Stonehenge, seemingly one of the world’s most mysterious archaeological sites, appeared to contain at least one more secret last year when researchers found a series of pits dug into the ground nearby that dated back to the Neolithic era. Those features are, in fact, human-made, according to new research.
The Guardian reports that, contrary to theories posed by some experts, the pits are not natural. At the very least, given their uniform size (30 feet across and 16 feet deep), they appear to have had some distinct purpose.
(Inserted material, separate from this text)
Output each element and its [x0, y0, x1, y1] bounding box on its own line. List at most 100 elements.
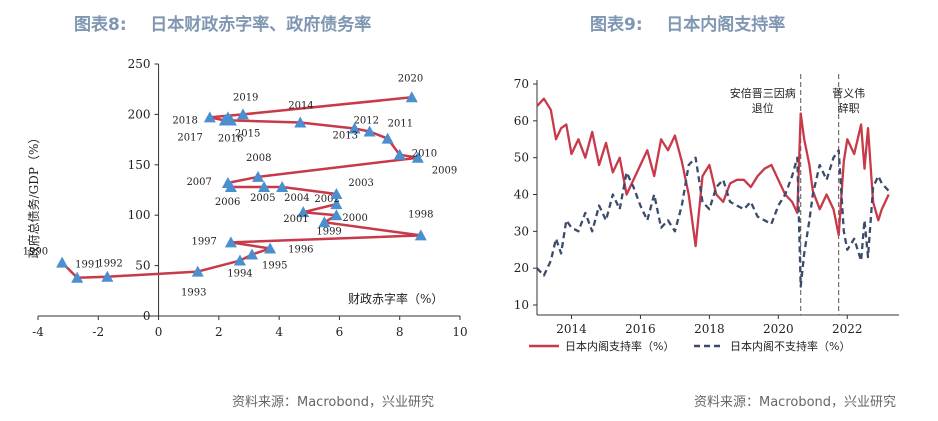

“We’ve now looked at nearly half of them and they’re all the same,” Vincent Gaffney, an archaeologist at Bradford University who headed the new research, told the Guardian. “So effectively this really does say this is one enormous structure. It may have evolved from a natural feature, but we haven’t located that. So it’s the largest prehistoric structure found in Britain.”
In 2020, Gaffney’s team also revealed that they had discovered something new during their research: a mile-wide ring beneath the earth that surrounds Stonehenge and the pits. Using technology that could track where the ground had been disturbed across the centuries, he and his researchers surmised that the ring may have actually been part of an informal engineering system. Using this geological ring, the builders could count their paces to determine the uniform shape of the pits.
What these pits may have signified remains an open question. A common theory is that Stonehenge was believed to be imbued with cosmological significance for the people who built it, though it’s not clear if the pits in any way aided in that. One archaeologist last year simply labeled them “blobs in the ground.” For now, the pits remain another odd find at a strange site.